An athletic trainer position has been on the board’s wish list for at least four years, but past budget requests have placed the price tag for a full time trainer at more than $65,000, making it an easy-to-cut line item. With this new agreement, VH will provide a certified athletic trainer with a degree in the field for $7,000 a year, for a part-time position.  

“We are just thrilled.” said Matthews later by phone. “After our request for a trainer was cut from the budget last year, I told the board I would try to find a trainer part time but no one wanted a part time position. With this arrangement we will be contributing $7,000 to the cost of this trainer, who will be paid fully by Valley Health — including her health insurance and benefits. The only thing it will cost the county is $7,000. It’s a win-win.” Matthews signed the contract immediately following the school board meeting.

Joining Burley and Tupper in their presentation were Mary Presley, director of rehabilitation and wellness at Warren Memorial Hospital, and Ashley Leann Day, the new trainer.
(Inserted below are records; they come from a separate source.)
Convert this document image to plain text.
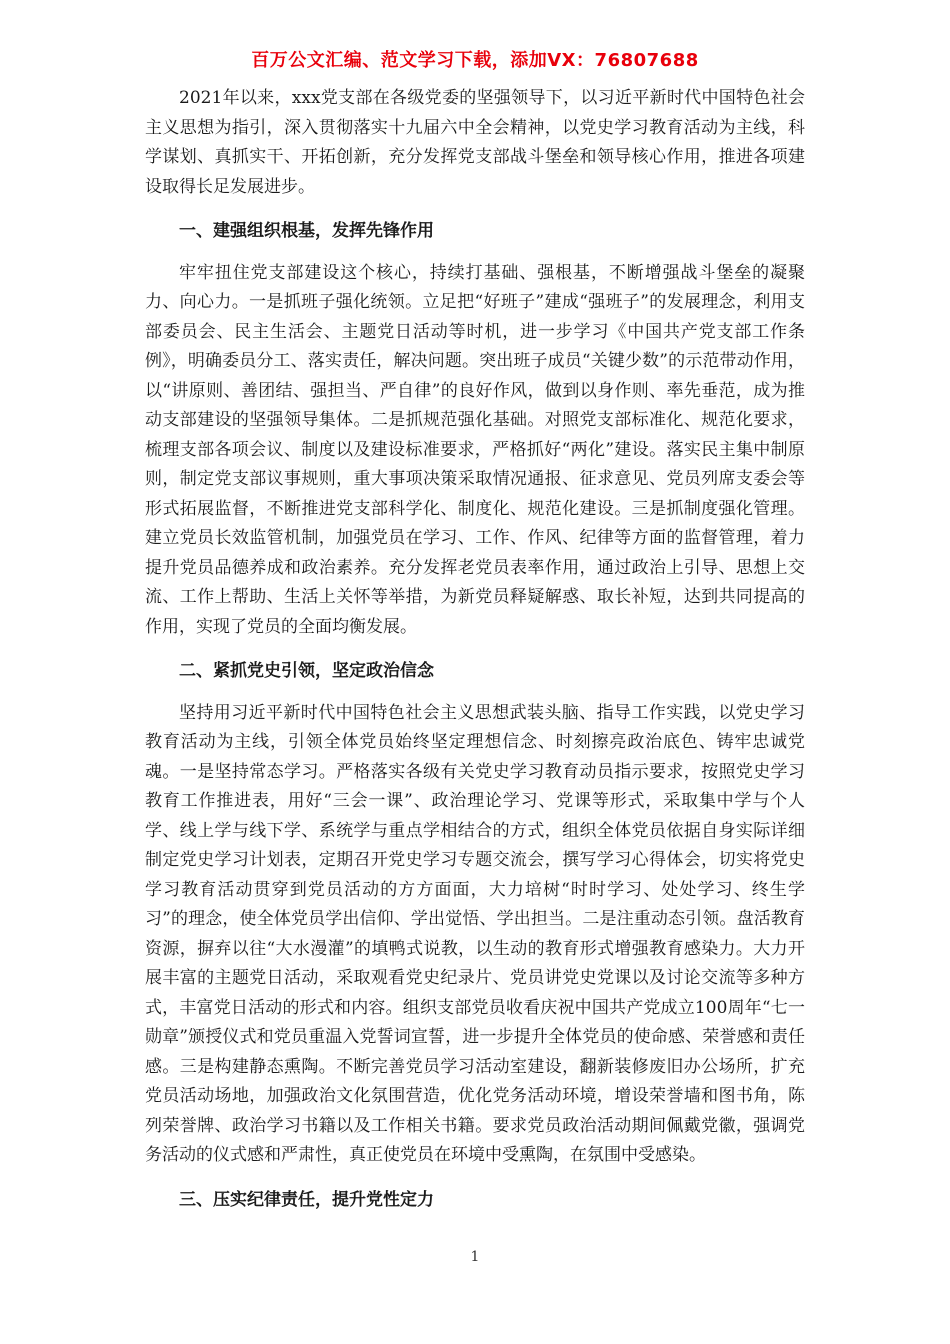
百万公文汇编、范文学习下载，添加VX：76807688

2021年以来，xxx党支部在各级党委的坚强领导下，以习近平新时代中国特色社会主义思想为指引，深入贯彻落实十九届六中全会精神，以党史学习教育活动为主线，科学谋划、真抓实干、开拓创新，充分发挥党支部战斗堡垒和领导核心作用，推进各项建设取得长足发展进步。

一、建强组织根基，发挥先锋作用

牢牢扭住党支部建设这个核心，持续打基础、强根基，不断增强战斗堡垒的凝聚力、向心力。一是抓班子强化统领。立足把“好班子”建成“强班子”的发展理念，利用支部委员会、民主生活会、主题党日活动等时机，进一步学习《中国共产党支部工作条例》，明确委员分工、落实责任，解决问题。突出班子成员“关键少数”的示范带动作用，以“讲原则、善团结、强担当、严自律”的良好作风，做到以身作则、率先垂范，成为推动支部建设的坚强领导集体。二是抓规范强化基础。对照党支部标准化、规范化要求，梳理支部各项会议、制度以及建设标准要求，严格抓好“两化”建设。落实民主集中制原则，制定党支部议事规则，重大事项决策采取情况通报、征求意见、党员列席支委会等形式拓展监督，不断推进党支部科学化、制度化、规范化建设。三是抓制度强化管理。建立党员长效监管机制，加强党员在学习、工作、作风、纪律等方面的监督管理，着力提升党员品德养成和政治素养。充分发挥老党员表率作用，通过政治上引导、思想上交流、工作上帮助、生活上关怀等举措，为新党员释疑解惑、取长补短，达到共同提高的作用，实现了党员的全面均衡发展。

二、紧抓党史引领，坚定政治信念

坚持用习近平新时代中国特色社会主义思想武装头脑、指导工作实践，以党史学习教育活动为主线，引领全体党员始终坚定理想信念、时刻擦亮政治底色、铸牢忠诚党魂。一是坚持常态学习。严格落实各级有关党史学习教育动员指示要求，按照党史学习教育工作推进表，用好“三会一课”、政治理论学习、党课等形式，采取集中学与个人学、线上学与线下学、系统学与重点学相结合的方式，组织全体党员依据自身实际详细制定党史学习计划表，定期召开党史学习专题交流会，撰写学习心得体会，切实将党史学习教育活动贯穿到党员活动的方方面面，大力培树“时时学习、处处学习、终生学习”的理念，使全体党员学出信仰、学出觉悟、学出担当。二是注重动态引领。盘活教育资源，摒弃以往“大水漫灌”的填鸭式说教，以生动的教育形式增强教育感染力。大力开展丰富的主题党日活动，采取观看党史纪录片、党员讲党史党课以及讨论交流等多种方式，丰富党日活动的形式和内容。组织支部党员收看庆祝中国共产党成立100周年“七一勋章”颁授仪式和党员重温入党誓词宣誓，进一步提升全体党员的使命感、荣誉感和责任感。三是构建静态熏陶。不断完善党员学习活动室建设，翻新装修废旧办公场所，扩充党员活动场地，加强政治文化氛围营造，优化党务活动环境，增设荣誉墙和图书角，陈列荣誉牌、政治学习书籍以及工作相关书籍。要求党员政治活动期间佩戴党徽，强调党务活动的仪式感和严肃性，真正使党员在环境中受熏陶，在氛围中受感染。

三、压实纪律责任，提升党性定力

1
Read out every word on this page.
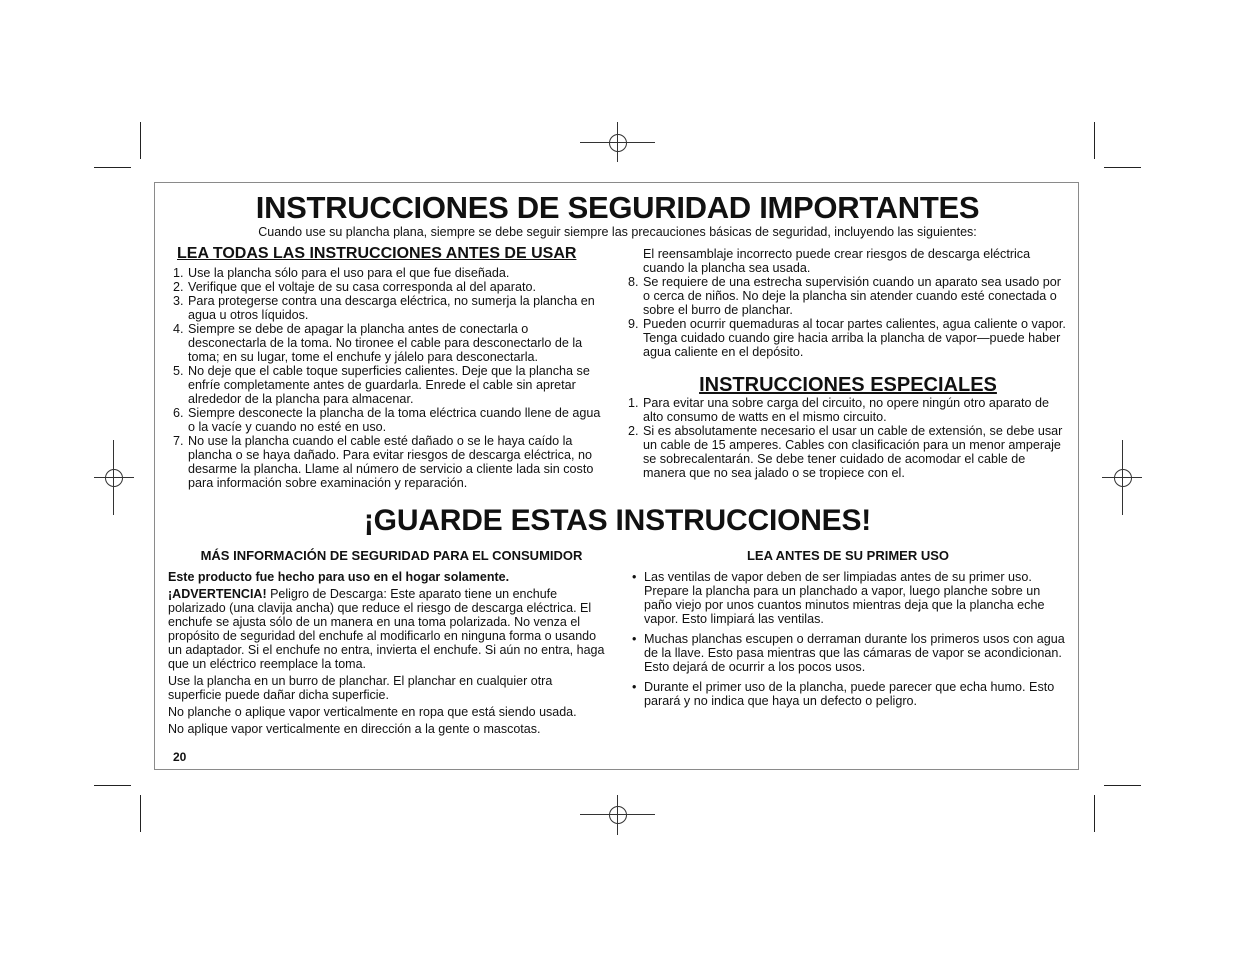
INSTRUCCIONES DE SEGURIDAD IMPORTANTES
Cuando use su plancha plana, siempre se debe seguir siempre las precauciones básicas de seguridad, incluyendo las siguientes:
LEA TODAS LAS INSTRUCCIONES ANTES DE USAR
1. Use la plancha sólo para el uso para el que fue diseñada.
2. Verifique que el voltaje de su casa corresponda al del aparato.
3. Para protegerse contra una descarga eléctrica, no sumerja la plancha en agua u otros líquidos.
4. Siempre se debe de apagar la plancha antes de conectarla o desconectarla de la toma. No tironee el cable para desconectarlo de la toma; en su lugar, tome el enchufe y jálelo para desconectarla.
5. No deje que el cable toque superficies calientes. Deje que la plancha se enfríe completamente antes de guardarla. Enrede el cable sin apretar alrededor de la plancha para almacenar.
6. Siempre desconecte la plancha de la toma eléctrica cuando llene de agua o la vacíe y cuando no esté en uso.
7. No use la plancha cuando el cable esté dañado o se le haya caído la plancha o se haya dañado. Para evitar riesgos de descarga eléctrica, no desarme la plancha. Llame al número de servicio a cliente lada sin costo para información sobre examinación y reparación.
El reensamblaje incorrecto puede crear riesgos de descarga eléctrica cuando la plancha sea usada.
8. Se requiere de una estrecha supervisión cuando un aparato sea usado por o cerca de niños. No deje la plancha sin atender cuando esté conectada o sobre el burro de planchar.
9. Pueden ocurrir quemaduras al tocar partes calientes, agua caliente o vapor. Tenga cuidado cuando gire hacia arriba la plancha de vapor—puede haber agua caliente en el depósito.
INSTRUCCIONES ESPECIALES
1. Para evitar una sobre carga del circuito, no opere ningún otro aparato de alto consumo de watts en el mismo circuito.
2. Si es absolutamente necesario el usar un cable de extensión, se debe usar un cable de 15 amperes. Cables con clasificación para un menor amperaje se sobrecalentarán. Se debe tener cuidado de acomodar el cable de manera que no sea jalado o se tropiece con el.
¡GUARDE ESTAS INSTRUCCIONES!
MÁS INFORMACIÓN DE SEGURIDAD PARA EL CONSUMIDOR

Este producto fue hecho para uso en el hogar solamente.

¡ADVERTENCIA! Peligro de Descarga: Este aparato tiene un enchufe polarizado (una clavija ancha) que reduce el riesgo de descarga eléctrica. El enchufe se ajusta sólo de un manera en una toma polarizada. No venza el propósito de seguridad del enchufe al modificarlo en ninguna forma o usando un adaptador. Si el enchufe no entra, invierta el enchufe. Si aún no entra, haga que un eléctrico reemplace la toma.

Use la plancha en un burro de planchar. El planchar en cualquier otra superficie puede dañar dicha superficie.

No planche o aplique vapor verticalmente en ropa que está siendo usada.

No aplique vapor verticalmente en dirección a la gente o mascotas.

LEA ANTES DE SU PRIMER USO
• Las ventilas de vapor deben de ser limpiadas antes de su primer uso. Prepare la plancha para un planchado a vapor, luego planche sobre un paño viejo por unos cuantos minutos mientras deja que la plancha eche vapor. Esto limpiará las ventilas.
• Muchas planchas escupen o derraman durante los primeros usos con agua de la llave. Esto pasa mientras que las cámaras de vapor se acondicionan. Esto dejará de ocurrir a los pocos usos.
• Durante el primer uso de la plancha, puede parecer que echa humo. Esto parará y no indica que haya un defecto o peligro.
20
Presley told the board that in four days she had been able to rearrange staffing to make Day available.

In a later phone call, Presley said, “I was very happy when Brandon and Mike approached me with the opportunity to collaborate. I think we [at Valley Health] were just as excited about the idea as the board was.”   

Day reported to duty yesterday (Sept. 9) for the first middle school football game of the season. She will be on school property 3:30 to 6 p.m. Monday through Friday for the school year’s three sports seasons to provide pre- and post-practice services and game consultations. She will also attend varsity, junior varsity, and Junior Panther (middle school) practices and home games and selected “high risk” athletic contests.

Certified by the National Athletic Trainers Association, and with a bachelor’s in athletic training and a master’s in education, Day’s main job will be to help prevent sports injuries. This includes recognizing, evaluating, and providing immediate care for injuries; assisting and advising on rehabilitation and conditioning after an injury; and providing health care administration and professional development.

Schools Facilities Director Jimmy Swindler, formerly the division’s athletic director, said that having an athletic trainer is “a very positive thing, a preventative, proactive measure.”

Burley agreed. “These days, concussions sustained during sports are a big concern,” he said. “Ashley can diagnose concussions and apply the five-day protocol for recovery and readiness to return to competition. She will have a say in whether a child can play or not.”

Besides praising Brandon and Tupper for their creative solution to finding a trainer, Swindler also praised VH, which he said has donated first aid and medical supplies to the Rappahannock County schools for the past four years. “Valley Health has been very generous to the schools. They have been a very good partner.”

John Lesinski, chairman of the school board, said later, “I’m ecstatic about this arrangement. The need for an athletic trainer is a health and safety issue for the kids. That’s why the topic keeps coming up. Having a trainer on staff is a quantum leap for us. Until now, Rappahannock schools were the only ones in the Bull Run District without a trainer.”